By ELIZABETH BOOZER
John Chapman, also known as Johnny Appleseed, loved by everyone who met him, was a New Englander who came to the western frontier in the 1790s.
A deeply religious man, he liked apples and being in the wilderness. As he traveled, he carried apple seeds along with his bible.
He collected seeds from Pennsylvania cider presses then scouted for land that would grow apples. Planting the seeds, he would fence them in with stick and brush fences to keep animals out. By the time settlers arrived several years later, the trees were large enough to plant in new homesteads. The apples provided needed nutrients and a healthy balance to the frontier diet of meat.
He planted apples in western Pennsylvania, Ohio and Indiana. One if his nurseries was in Franklin, Pa.
Local legend says he stayed at the Grant McMullen farm in Brookfield, which is on land now occupied by the former Valley View commercial development on Warren Sharon Road, and the housing development to its north.
He loved to read his bible to setters and served as a missionary of Emmanuel Swedenborg, who later settled in Urbana. Swedenborg started a church and a college that became Urbana University.
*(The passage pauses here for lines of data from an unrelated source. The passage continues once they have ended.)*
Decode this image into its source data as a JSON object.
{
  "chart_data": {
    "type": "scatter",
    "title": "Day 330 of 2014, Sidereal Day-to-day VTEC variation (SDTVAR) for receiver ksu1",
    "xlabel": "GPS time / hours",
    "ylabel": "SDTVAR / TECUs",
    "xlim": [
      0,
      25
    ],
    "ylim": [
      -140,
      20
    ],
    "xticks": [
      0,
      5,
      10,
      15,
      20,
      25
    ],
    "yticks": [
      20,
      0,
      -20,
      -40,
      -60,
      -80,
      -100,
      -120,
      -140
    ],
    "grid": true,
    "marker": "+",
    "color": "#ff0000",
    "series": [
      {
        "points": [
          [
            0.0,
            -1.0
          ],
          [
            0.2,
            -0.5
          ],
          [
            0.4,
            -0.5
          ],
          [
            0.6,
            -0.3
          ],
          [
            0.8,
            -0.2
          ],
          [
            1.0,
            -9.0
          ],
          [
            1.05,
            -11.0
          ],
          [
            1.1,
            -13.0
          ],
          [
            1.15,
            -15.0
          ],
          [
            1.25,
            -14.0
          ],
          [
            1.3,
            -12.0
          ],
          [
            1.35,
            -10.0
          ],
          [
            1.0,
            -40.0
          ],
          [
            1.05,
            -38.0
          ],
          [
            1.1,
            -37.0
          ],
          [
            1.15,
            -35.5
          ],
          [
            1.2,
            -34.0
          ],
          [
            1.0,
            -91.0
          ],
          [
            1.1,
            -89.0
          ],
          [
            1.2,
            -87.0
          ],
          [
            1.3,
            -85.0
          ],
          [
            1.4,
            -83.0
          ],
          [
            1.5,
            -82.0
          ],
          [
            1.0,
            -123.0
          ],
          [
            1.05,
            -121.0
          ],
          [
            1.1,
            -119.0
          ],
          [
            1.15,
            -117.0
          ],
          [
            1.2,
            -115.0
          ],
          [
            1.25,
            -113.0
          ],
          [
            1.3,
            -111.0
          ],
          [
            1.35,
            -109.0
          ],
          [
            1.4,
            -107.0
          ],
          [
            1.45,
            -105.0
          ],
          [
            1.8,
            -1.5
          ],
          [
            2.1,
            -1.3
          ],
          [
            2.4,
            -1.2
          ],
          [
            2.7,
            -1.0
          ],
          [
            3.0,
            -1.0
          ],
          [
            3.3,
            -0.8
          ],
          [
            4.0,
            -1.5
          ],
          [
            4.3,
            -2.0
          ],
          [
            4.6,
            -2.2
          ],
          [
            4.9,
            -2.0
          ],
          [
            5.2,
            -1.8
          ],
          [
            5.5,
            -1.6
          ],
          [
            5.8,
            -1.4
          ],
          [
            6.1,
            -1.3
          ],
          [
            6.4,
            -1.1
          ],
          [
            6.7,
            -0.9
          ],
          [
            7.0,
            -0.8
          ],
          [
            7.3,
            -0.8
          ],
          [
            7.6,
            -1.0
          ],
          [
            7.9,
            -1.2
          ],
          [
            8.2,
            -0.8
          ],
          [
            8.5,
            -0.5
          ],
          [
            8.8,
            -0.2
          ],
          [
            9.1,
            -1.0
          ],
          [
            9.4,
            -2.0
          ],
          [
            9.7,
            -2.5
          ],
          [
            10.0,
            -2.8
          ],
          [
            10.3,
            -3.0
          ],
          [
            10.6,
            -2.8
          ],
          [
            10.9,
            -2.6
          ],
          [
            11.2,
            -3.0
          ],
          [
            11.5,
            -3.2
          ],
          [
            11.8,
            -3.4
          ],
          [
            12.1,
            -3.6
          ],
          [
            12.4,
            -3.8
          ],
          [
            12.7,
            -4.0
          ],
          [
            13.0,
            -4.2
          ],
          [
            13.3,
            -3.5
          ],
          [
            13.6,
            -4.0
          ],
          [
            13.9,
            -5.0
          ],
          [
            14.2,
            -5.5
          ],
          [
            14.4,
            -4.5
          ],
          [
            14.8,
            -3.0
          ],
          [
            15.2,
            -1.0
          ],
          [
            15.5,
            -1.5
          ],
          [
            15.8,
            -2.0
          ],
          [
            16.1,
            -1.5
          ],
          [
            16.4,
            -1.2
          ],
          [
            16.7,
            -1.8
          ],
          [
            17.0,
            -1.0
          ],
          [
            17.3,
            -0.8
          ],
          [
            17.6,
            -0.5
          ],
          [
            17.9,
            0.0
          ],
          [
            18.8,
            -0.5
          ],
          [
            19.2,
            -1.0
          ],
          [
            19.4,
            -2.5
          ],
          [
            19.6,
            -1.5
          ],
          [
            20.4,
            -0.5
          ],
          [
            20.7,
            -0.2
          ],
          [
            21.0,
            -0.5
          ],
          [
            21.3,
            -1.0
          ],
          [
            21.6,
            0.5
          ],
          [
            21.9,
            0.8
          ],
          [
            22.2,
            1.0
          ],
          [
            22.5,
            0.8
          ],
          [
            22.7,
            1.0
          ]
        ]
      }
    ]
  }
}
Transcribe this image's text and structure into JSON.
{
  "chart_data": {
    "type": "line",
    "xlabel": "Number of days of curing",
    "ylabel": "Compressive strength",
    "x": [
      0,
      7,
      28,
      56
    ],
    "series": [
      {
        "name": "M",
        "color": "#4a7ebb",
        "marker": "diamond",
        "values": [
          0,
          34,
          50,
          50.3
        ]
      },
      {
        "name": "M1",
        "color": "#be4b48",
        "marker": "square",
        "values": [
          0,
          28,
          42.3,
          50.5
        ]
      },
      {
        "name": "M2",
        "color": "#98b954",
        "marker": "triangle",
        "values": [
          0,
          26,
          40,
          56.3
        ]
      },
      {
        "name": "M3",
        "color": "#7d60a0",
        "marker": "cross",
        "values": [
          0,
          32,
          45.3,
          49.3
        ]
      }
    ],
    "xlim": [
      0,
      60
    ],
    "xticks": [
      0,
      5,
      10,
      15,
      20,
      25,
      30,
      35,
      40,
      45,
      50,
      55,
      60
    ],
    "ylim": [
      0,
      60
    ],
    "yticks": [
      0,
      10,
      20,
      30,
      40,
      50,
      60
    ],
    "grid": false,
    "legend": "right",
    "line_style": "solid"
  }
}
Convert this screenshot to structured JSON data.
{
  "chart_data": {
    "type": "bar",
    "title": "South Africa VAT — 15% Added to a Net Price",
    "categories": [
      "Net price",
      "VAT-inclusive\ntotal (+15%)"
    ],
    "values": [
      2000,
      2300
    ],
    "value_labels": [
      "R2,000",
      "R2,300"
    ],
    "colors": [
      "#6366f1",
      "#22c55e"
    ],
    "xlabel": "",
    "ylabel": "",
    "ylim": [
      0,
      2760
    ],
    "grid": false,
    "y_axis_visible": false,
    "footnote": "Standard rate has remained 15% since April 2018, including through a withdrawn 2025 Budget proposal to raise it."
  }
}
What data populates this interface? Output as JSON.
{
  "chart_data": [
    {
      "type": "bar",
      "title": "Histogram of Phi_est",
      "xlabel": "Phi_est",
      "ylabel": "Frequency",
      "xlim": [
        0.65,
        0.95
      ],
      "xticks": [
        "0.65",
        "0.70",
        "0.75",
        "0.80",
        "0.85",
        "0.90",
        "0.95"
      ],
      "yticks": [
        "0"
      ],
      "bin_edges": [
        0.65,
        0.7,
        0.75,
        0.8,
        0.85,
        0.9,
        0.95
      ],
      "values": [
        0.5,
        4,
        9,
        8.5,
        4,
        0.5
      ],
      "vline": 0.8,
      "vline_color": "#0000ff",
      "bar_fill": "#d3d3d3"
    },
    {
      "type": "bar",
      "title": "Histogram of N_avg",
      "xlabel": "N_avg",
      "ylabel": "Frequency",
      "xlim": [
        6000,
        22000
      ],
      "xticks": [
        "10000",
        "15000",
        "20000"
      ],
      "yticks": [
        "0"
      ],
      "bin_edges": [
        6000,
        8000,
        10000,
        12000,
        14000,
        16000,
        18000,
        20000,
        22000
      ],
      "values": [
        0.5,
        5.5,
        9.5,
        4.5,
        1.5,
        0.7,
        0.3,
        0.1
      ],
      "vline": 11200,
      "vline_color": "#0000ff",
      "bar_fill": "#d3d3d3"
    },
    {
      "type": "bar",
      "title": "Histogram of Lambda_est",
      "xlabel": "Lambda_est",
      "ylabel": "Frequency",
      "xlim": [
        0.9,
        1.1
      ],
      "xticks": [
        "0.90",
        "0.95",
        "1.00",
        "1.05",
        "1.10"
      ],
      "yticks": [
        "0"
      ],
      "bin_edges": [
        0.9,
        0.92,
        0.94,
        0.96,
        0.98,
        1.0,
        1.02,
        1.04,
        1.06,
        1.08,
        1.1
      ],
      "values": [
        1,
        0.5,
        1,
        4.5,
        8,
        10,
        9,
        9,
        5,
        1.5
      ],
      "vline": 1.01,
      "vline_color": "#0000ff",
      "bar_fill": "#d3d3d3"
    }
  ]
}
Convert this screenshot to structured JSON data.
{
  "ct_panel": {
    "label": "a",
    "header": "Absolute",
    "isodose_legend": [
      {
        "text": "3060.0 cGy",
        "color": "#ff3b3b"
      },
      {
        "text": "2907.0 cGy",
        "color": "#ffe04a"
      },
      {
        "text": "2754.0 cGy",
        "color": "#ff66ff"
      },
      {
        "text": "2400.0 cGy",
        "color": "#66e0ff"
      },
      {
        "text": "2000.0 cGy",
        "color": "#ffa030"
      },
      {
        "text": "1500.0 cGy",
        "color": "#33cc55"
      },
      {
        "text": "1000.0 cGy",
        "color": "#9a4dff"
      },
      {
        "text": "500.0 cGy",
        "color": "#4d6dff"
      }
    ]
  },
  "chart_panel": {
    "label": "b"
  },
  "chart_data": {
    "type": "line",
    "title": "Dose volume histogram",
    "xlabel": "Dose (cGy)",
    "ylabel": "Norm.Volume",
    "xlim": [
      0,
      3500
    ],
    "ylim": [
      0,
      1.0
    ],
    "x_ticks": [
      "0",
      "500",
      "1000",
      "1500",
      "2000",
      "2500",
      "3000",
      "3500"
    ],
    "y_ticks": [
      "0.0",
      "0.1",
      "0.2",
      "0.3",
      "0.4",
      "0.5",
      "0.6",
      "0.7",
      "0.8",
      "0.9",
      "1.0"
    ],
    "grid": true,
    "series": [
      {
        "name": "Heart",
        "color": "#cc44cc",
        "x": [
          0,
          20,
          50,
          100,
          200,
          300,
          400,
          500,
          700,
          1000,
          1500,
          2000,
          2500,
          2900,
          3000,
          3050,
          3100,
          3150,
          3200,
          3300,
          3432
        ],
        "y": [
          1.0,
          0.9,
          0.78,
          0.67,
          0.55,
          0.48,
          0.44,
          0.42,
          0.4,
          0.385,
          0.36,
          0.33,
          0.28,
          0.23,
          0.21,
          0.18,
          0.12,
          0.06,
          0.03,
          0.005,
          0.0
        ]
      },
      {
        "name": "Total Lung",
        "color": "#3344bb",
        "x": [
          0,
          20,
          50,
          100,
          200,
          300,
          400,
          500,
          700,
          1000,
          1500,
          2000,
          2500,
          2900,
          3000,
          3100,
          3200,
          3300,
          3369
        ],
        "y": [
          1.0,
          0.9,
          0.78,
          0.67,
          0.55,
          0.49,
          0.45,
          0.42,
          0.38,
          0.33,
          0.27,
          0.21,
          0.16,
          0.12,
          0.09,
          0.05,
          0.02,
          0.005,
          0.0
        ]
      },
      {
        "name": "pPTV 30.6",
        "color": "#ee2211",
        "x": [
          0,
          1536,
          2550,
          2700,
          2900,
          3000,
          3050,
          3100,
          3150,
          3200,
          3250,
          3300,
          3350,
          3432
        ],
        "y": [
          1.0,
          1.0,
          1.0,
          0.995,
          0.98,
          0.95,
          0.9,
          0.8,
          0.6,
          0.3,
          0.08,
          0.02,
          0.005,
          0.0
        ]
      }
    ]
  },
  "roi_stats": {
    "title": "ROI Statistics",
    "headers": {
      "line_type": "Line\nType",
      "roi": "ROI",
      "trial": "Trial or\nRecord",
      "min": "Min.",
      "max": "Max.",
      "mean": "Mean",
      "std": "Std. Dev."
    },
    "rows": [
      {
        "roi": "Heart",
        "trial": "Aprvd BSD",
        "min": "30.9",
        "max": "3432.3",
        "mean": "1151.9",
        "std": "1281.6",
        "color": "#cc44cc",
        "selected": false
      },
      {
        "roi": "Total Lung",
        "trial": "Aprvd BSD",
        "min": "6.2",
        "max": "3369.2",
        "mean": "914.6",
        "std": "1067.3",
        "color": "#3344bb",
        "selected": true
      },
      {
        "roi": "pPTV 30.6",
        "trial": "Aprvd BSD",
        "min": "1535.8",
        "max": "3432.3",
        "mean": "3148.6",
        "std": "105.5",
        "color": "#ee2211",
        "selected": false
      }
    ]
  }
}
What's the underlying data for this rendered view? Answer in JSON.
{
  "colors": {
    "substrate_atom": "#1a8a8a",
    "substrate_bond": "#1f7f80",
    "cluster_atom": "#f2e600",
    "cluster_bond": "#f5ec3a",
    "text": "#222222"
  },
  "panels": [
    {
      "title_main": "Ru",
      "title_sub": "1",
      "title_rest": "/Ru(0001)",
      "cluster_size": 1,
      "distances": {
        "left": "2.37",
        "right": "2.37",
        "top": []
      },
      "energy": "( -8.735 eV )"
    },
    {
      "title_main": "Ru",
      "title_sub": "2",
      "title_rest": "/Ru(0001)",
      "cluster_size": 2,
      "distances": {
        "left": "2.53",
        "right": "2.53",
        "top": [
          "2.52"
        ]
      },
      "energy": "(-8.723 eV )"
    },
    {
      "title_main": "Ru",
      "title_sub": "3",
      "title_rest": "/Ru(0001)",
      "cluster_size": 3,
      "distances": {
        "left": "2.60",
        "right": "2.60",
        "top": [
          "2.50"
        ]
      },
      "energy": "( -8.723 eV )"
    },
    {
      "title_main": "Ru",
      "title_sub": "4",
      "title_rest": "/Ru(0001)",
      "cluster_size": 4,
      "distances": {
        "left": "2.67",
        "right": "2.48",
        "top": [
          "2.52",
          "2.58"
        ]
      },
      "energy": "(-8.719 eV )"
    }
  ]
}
Jonny was a tall, thin fellow. Most of the time, he dressed in second-hand clothes that were rather raggedy from walking through the woods. Many artists picture him with a pot on his head. He would have had the pot to collect nuts and berries, and to dip water from a stream for a drink. Some think it more likely he would have had the pot attached to his belt.
Johnny made his last trip to Ohio at age 68. He died in Fort Wayne, Ind., in the spring of 1845 as apple trees were coming into bloom.
Elizabeth Boozer taught at Brookfield schools for 34 years and is a founding member of the Brookfield Historical Society.